Елисава ворочалась, не в силах заснуть, сердилась и гнала прочь эти ненужные мысли, сама удивлялась, как далеко ее занесло, но ничего не могла поделать. Временами она погружалась в какое-то мелкое, непрочное забытье, потом снова просыпалась, и опять перед ней вставал Харальд. Она всей душой жаждала освободиться от этой навязанной власти, сбросить наваждение, шептала молитвы и древние обереги, хотела даже разбудить няньку, чтобы та побрызгала ее с уголька, но сама понимала, что старое бабкино средство вряд ли окажется действенным против чар воина и колдуна из рода конунгов. Невидимо он был сейчас с ней, но Елисава сопротивлялась, не желая признавать над собой власть чужого человека. Она чувствовала себя пленницей Кощея, но знала, что никто не придет освободить ее. Равного ему по силе просто не было. Не герцог же Фридрих его одолеет, с его смешным разноцветным нарядом и круглым гладким лицом! В облике Харальда воплотились все герои, все боги древнего Севера, и с ним в жизнь Елисавы вошла сила, с которой она не в состоянии была бороться.

Глава 7

На другой день после достопамятного пира от Харальда принесли подарки для всех родичей князя: женщинам — византийские ткани и украшения, мужчинам — оружие и вино. Были среди подарков несколько греческих икон, и Елисава усмехнулась, вспоминая тех несчастных монахов, которые сначала состязались за право похоронить у себя Харальда, а потом наперегонки убегали от него, когда он вдруг оказался живым. Похоже, что эти иконы, серебряные и золотые сосуды, три греческие и одна латинская книги в дорогих переплетах с окладами, поднесенные самому князю Ярославу, достались Харальду при грабеже церквей. Но Ярослав не задавал лишних вопросов. Подарки для Елисавы были лучше всех. Отрезы византийских и восточных тканей, затканных золотыми нитями: аксамиты — прядеными, алтабасы — волочеными, объярь — тонким ленточным серебром.

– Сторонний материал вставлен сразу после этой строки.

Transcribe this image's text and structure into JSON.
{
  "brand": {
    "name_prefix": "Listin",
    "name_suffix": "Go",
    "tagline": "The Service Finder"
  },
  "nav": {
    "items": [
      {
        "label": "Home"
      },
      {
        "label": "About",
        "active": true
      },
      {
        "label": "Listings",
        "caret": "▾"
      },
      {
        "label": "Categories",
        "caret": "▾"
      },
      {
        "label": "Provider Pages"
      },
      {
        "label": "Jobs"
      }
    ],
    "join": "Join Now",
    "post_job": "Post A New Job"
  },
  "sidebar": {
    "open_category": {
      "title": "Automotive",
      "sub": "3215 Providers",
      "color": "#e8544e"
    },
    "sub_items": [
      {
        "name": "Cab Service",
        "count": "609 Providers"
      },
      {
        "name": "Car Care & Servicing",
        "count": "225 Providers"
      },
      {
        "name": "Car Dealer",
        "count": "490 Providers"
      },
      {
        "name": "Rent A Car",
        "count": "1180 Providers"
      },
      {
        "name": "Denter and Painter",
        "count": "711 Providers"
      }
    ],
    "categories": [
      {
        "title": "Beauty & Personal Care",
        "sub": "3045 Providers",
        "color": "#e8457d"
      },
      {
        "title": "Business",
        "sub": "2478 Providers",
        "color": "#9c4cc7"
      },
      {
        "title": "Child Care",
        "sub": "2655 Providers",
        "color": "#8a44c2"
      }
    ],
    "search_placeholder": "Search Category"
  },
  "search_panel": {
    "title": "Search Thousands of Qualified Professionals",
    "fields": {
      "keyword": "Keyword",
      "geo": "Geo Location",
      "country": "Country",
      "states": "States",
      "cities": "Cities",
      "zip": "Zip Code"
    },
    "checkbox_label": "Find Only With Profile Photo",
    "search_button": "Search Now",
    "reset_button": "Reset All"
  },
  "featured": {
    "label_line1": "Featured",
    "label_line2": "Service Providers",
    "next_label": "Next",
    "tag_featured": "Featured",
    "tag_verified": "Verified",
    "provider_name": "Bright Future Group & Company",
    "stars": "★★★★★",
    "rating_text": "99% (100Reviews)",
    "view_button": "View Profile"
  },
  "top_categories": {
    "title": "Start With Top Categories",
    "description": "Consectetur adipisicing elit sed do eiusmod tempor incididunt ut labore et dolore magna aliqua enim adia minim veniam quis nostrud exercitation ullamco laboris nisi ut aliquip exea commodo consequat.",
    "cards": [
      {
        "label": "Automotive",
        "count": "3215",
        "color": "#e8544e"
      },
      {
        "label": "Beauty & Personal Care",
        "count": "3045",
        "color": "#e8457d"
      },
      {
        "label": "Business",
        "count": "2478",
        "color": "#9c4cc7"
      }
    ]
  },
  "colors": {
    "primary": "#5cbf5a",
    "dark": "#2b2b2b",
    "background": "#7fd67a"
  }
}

Были и «дороги», так их называли на Руси, а на самом деле — «дараи», персидские шелка, полосатые или гладкие, изготовлением которых эта далекая страна славилась уже чуть ли не тысячу лет. Были серьги и подвески из золота, с жемчугом и чудными многоцветными эмалями, которые ценились наравне с драгоценными камнями; узорные серебряные шкатулки для украшений и разных мелочей вроде румян или ароматических масел, до которых так охочи византийцы; золотой венец в виде обруча из золота, украшенного двумя рядами крупных жемчужин и с большим смарагдом в середине; шитые жемчугом красные полусапожки — знак родства с императорской семьей. При виде этих сапожек Елисава вспыхнула и отдернула руку: уж не с точеных ли ножек Марии, племянницы императора, Харальд стащил эту обувку? За кого он ее принимает, если думает, что княжью дочь порадуют чужие обноски! Была и одежда: три роскошные столы из пестрых тканей с разнообразными сложными узорами на ярком поле, узорная накидка, из тех, какие знатные византийские женщины стали носить в последнее время, набрасывая на правое плечо и закалывая большой застежкой. Застежки тоже были — золотые, с эмалью, жемчугом, самоцветами и цветным стеклом, а еще ожерелья, перстни, браслеты.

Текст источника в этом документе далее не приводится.